Adrenoleukodystrophy (NORD)

With adrenoleukodystrophy, sometimes called ALD, adreno- refers to the adrenal glands, while -leuko-, means white, and -dystrophy refers to tissue degradation. So, adrenoleukodystrophy is a rare genetic condition, caused by a mutation in the ABCD1 gene, located in the X-chromosome, that leads to the progressive loss of white matter in the nervous system, and the degradation of adrenal glands. Generally, genes tell our bodies how to make proteins. In this case, the ABCD1 gene directs the body to produce adrenoleukodystrophy protein or ALD protein. ALD protein is a transporter that is found embedded in the membranes of vesicles found in cells that break down specific forms of fatty acids, called peroxisomes. Its function is to import into peroxisomes, a group of fats, naturally present in the human body and in our diets, called very long-chain fatty acids or VLCFAs.

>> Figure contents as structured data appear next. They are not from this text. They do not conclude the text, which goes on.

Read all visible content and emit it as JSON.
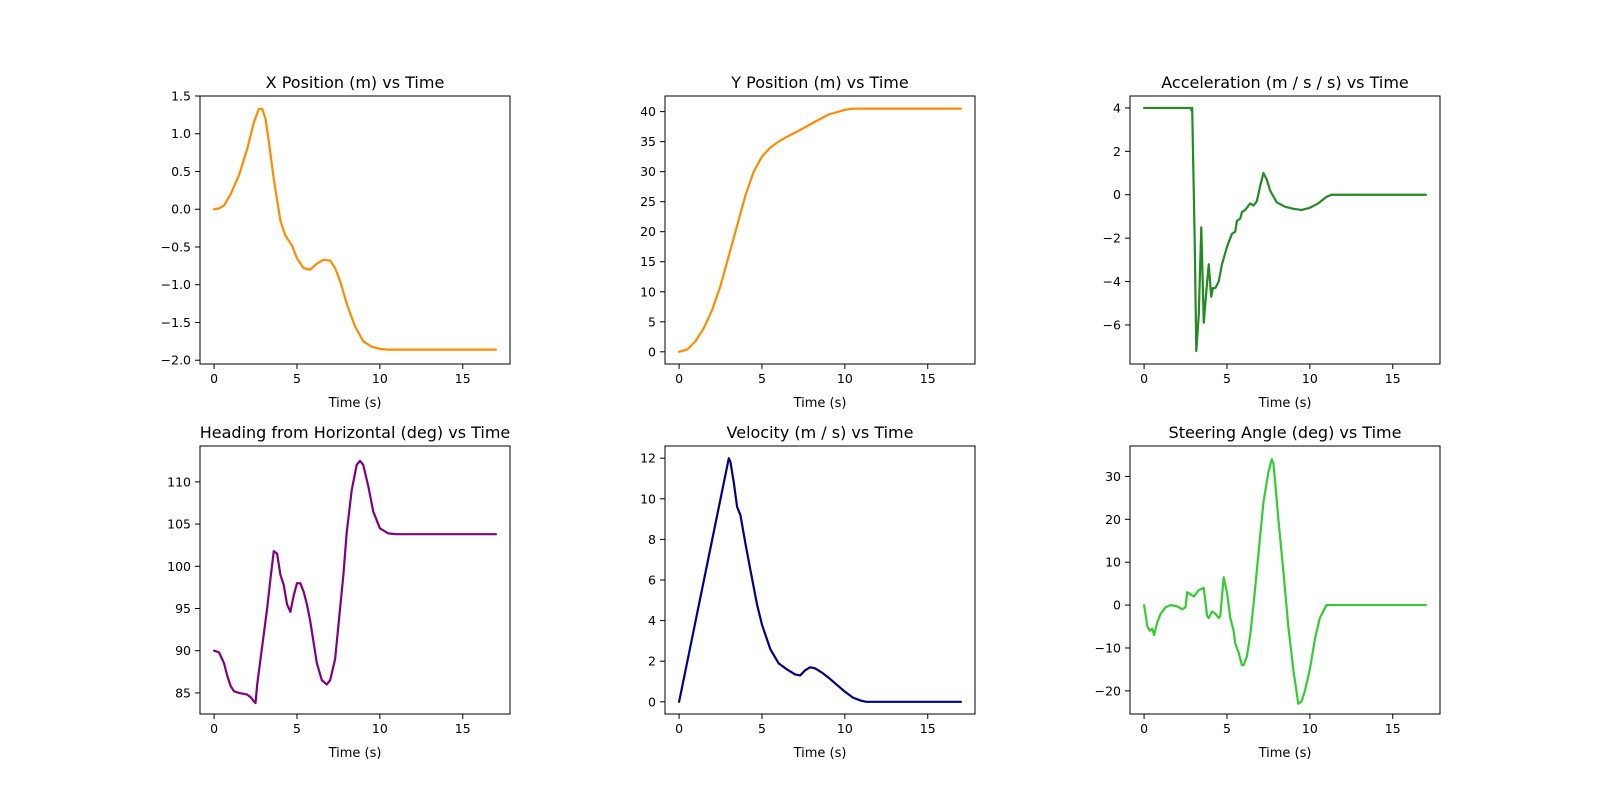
{
  "chart_data": [
    {
      "type": "line",
      "title": "X Position (m) vs Time",
      "xlabel": "Time (s)",
      "ylabel": "",
      "xlim": [
        -0.85,
        17.85
      ],
      "ylim": [
        -2.05,
        1.5
      ],
      "xticks": [
        0,
        5,
        10,
        15
      ],
      "yticks": [
        1.5,
        1.0,
        0.5,
        0.0,
        -0.5,
        -1.0,
        -1.5,
        -2.0
      ],
      "ytick_labels": [
        "1.5",
        "1.0",
        "0.5",
        "0.0",
        "−0.5",
        "−1.0",
        "−1.5",
        "−2.0"
      ],
      "color": "#ff8c00",
      "series": [
        {
          "name": "X Position",
          "x": [
            0,
            0.3,
            0.6,
            1,
            1.5,
            2,
            2.4,
            2.7,
            2.9,
            3.1,
            3.3,
            3.6,
            4,
            4.3,
            4.7,
            5,
            5.4,
            5.8,
            6.2,
            6.6,
            7,
            7.3,
            7.6,
            8,
            8.5,
            9,
            9.5,
            10,
            10.5,
            11,
            12,
            14,
            16,
            17
          ],
          "y": [
            0,
            0.01,
            0.05,
            0.2,
            0.45,
            0.8,
            1.15,
            1.33,
            1.33,
            1.2,
            0.9,
            0.4,
            -0.15,
            -0.35,
            -0.48,
            -0.65,
            -0.78,
            -0.8,
            -0.72,
            -0.67,
            -0.68,
            -0.78,
            -0.95,
            -1.25,
            -1.55,
            -1.75,
            -1.82,
            -1.85,
            -1.86,
            -1.86,
            -1.86,
            -1.86,
            -1.86,
            -1.86
          ]
        }
      ]
    },
    {
      "type": "line",
      "title": "Y Position (m) vs Time",
      "xlabel": "Time (s)",
      "ylabel": "",
      "xlim": [
        -0.85,
        17.85
      ],
      "ylim": [
        -2.03,
        42.6
      ],
      "xticks": [
        0,
        5,
        10,
        15
      ],
      "yticks": [
        0,
        5,
        10,
        15,
        20,
        25,
        30,
        35,
        40
      ],
      "ytick_labels": [
        "0",
        "5",
        "10",
        "15",
        "20",
        "25",
        "30",
        "35",
        "40"
      ],
      "color": "#ff8c00",
      "series": [
        {
          "name": "Y Position",
          "x": [
            0,
            0.5,
            1,
            1.5,
            2,
            2.5,
            3,
            3.5,
            4,
            4.5,
            5,
            5.5,
            6,
            6.5,
            7,
            8,
            9,
            10,
            10.5,
            11,
            12,
            14,
            17
          ],
          "y": [
            0,
            0.4,
            1.8,
            4,
            7,
            11,
            16,
            21,
            26,
            30,
            32.5,
            34,
            35,
            35.8,
            36.5,
            38,
            39.5,
            40.3,
            40.5,
            40.5,
            40.5,
            40.5,
            40.5
          ]
        }
      ]
    },
    {
      "type": "line",
      "title": "Acceleration (m / s / s) vs Time",
      "xlabel": "Time (s)",
      "ylabel": "",
      "xlim": [
        -0.85,
        17.85
      ],
      "ylim": [
        -7.8,
        4.55
      ],
      "xticks": [
        0,
        5,
        10,
        15
      ],
      "yticks": [
        4,
        2,
        0,
        -2,
        -4,
        -6
      ],
      "ytick_labels": [
        "4",
        "2",
        "0",
        "−2",
        "−4",
        "−6"
      ],
      "color": "#228b22",
      "series": [
        {
          "name": "Acceleration",
          "x": [
            0,
            2.8,
            2.85,
            2.9,
            3.05,
            3.15,
            3.3,
            3.45,
            3.6,
            3.75,
            3.9,
            4.05,
            4.15,
            4.3,
            4.5,
            4.7,
            5,
            5.3,
            5.5,
            5.6,
            5.8,
            5.9,
            6.1,
            6.2,
            6.4,
            6.6,
            6.8,
            7,
            7.2,
            7.4,
            7.6,
            8,
            8.5,
            9,
            9.5,
            10,
            10.5,
            11,
            11.3,
            12,
            14,
            17
          ],
          "y": [
            4,
            4,
            3.9,
            4,
            -2,
            -7.2,
            -5.5,
            -1.5,
            -5.9,
            -4.5,
            -3.2,
            -4.7,
            -4.3,
            -4.3,
            -4,
            -3.2,
            -2.4,
            -1.8,
            -1.7,
            -1.2,
            -1.1,
            -0.8,
            -0.7,
            -0.6,
            -0.4,
            -0.5,
            -0.3,
            0.4,
            1.0,
            0.7,
            0.2,
            -0.35,
            -0.55,
            -0.65,
            -0.7,
            -0.6,
            -0.4,
            -0.1,
            0,
            0,
            0,
            0
          ]
        }
      ]
    },
    {
      "type": "line",
      "title": "Heading from Horizontal (deg) vs Time",
      "xlabel": "Time (s)",
      "ylabel": "",
      "xlim": [
        -0.85,
        17.85
      ],
      "ylim": [
        82.5,
        114.25
      ],
      "xticks": [
        0,
        5,
        10,
        15
      ],
      "yticks": [
        85,
        90,
        95,
        100,
        105,
        110
      ],
      "ytick_labels": [
        "85",
        "90",
        "95",
        "100",
        "105",
        "110"
      ],
      "color": "#800080",
      "series": [
        {
          "name": "Heading",
          "x": [
            0,
            0.3,
            0.6,
            0.8,
            1,
            1.2,
            1.5,
            2,
            2.2,
            2.4,
            2.5,
            2.6,
            2.8,
            3,
            3.2,
            3.4,
            3.6,
            3.8,
            4,
            4.2,
            4.4,
            4.6,
            4.8,
            5,
            5.2,
            5.4,
            5.6,
            5.8,
            6,
            6.2,
            6.5,
            6.8,
            7,
            7.3,
            7.5,
            7.8,
            8,
            8.3,
            8.6,
            8.8,
            9,
            9.3,
            9.6,
            10,
            10.5,
            11,
            12,
            14,
            17
          ],
          "y": [
            90,
            89.8,
            88.5,
            87,
            85.8,
            85.2,
            85,
            84.8,
            84.5,
            84,
            83.8,
            86,
            89,
            92,
            95,
            98.5,
            101.8,
            101.5,
            99,
            97.8,
            95.5,
            94.6,
            96.5,
            98,
            98,
            97,
            95.5,
            93.5,
            91,
            88.5,
            86.5,
            86,
            86.5,
            89,
            93,
            99,
            104,
            109,
            112,
            112.5,
            112,
            109.5,
            106.5,
            104.5,
            103.9,
            103.8,
            103.8,
            103.8,
            103.8
          ]
        }
      ]
    },
    {
      "type": "line",
      "title": "Velocity (m / s) vs Time",
      "xlabel": "Time (s)",
      "ylabel": "",
      "xlim": [
        -0.85,
        17.85
      ],
      "ylim": [
        -0.6,
        12.6
      ],
      "xticks": [
        0,
        5,
        10,
        15
      ],
      "yticks": [
        0,
        2,
        4,
        6,
        8,
        10,
        12
      ],
      "ytick_labels": [
        "0",
        "2",
        "4",
        "6",
        "8",
        "10",
        "12"
      ],
      "color": "#00008b",
      "series": [
        {
          "name": "Velocity",
          "x": [
            0,
            1,
            2,
            2.9,
            3.0,
            3.1,
            3.3,
            3.5,
            3.7,
            4,
            4.3,
            4.7,
            5,
            5.5,
            6,
            6.5,
            7,
            7.3,
            7.6,
            7.9,
            8.2,
            8.6,
            9,
            9.5,
            10,
            10.5,
            11,
            11.3,
            12,
            14,
            17
          ],
          "y": [
            0,
            4,
            8,
            11.6,
            12,
            11.8,
            10.8,
            9.6,
            9.2,
            7.8,
            6.5,
            4.8,
            3.8,
            2.6,
            1.9,
            1.6,
            1.35,
            1.3,
            1.55,
            1.7,
            1.65,
            1.45,
            1.2,
            0.85,
            0.5,
            0.2,
            0.05,
            0,
            0,
            0,
            0
          ]
        }
      ]
    },
    {
      "type": "line",
      "title": "Steering Angle (deg) vs Time",
      "xlabel": "Time (s)",
      "ylabel": "",
      "xlim": [
        -0.85,
        17.85
      ],
      "ylim": [
        -25.4,
        37.1
      ],
      "xticks": [
        0,
        5,
        10,
        15
      ],
      "yticks": [
        -20,
        -10,
        0,
        10,
        20,
        30
      ],
      "ytick_labels": [
        "−20",
        "−10",
        "0",
        "10",
        "20",
        "30"
      ],
      "color": "#32cd32",
      "series": [
        {
          "name": "Steering Angle",
          "x": [
            0,
            0.2,
            0.35,
            0.5,
            0.6,
            0.8,
            1,
            1.3,
            1.6,
            2,
            2.3,
            2.5,
            2.6,
            2.8,
            3,
            3.3,
            3.6,
            3.8,
            3.9,
            4.1,
            4.3,
            4.5,
            4.6,
            4.8,
            5,
            5.2,
            5.4,
            5.5,
            5.7,
            5.9,
            6,
            6.2,
            6.4,
            6.6,
            6.8,
            7,
            7.2,
            7.5,
            7.7,
            7.8,
            7.9,
            8.1,
            8.4,
            8.7,
            9,
            9.3,
            9.5,
            9.7,
            10,
            10.3,
            10.6,
            11,
            11.3,
            12,
            14,
            17
          ],
          "y": [
            0,
            -5,
            -6,
            -5.5,
            -7,
            -4,
            -2,
            -0.5,
            0,
            -0.3,
            -1,
            -0.5,
            3,
            2.5,
            2,
            3.5,
            4,
            -2.5,
            -3,
            -1.5,
            -2,
            -3,
            -2.5,
            6.5,
            3,
            -3,
            -6,
            -9,
            -11,
            -14,
            -14,
            -12,
            -7,
            0,
            8,
            16,
            24,
            31,
            34,
            33,
            29,
            20,
            8,
            -5,
            -15,
            -23,
            -22.5,
            -20,
            -15,
            -8,
            -3,
            0,
            0,
            0,
            0,
            0
          ]
        }
      ]
    }
  ]
}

Once inside the peroxisomes, these molecules are broken down into shorter forms of fatty acids. Now, in adrenoleukodystrophy, there’s a mutation in the ABCD1 gene which leads to a defective ALD protein. Without a working ALD protein, VLCFAs have no way of entering the peroxisomes to be broken down, so they accumulate inside cells. This build up of VLCFAs is thought to be damaging to our nerve cells and the glial cells that support them, the cells in our adrenal glands that produce steroid hormones, the cells in the testicles, and some of our immune cells. Adrenoleukodystrophy is inherited in an X-linked fashion. This means that the ABCD1 gene is found on the X-chromosome. Males who carry a ABCD1 gene mutation on their X chromosome will have the condition. 85% of females who carry a ABCD1 gene mutation on one of their X chromosomes present higher levels of VLCFAs and half experience symptoms.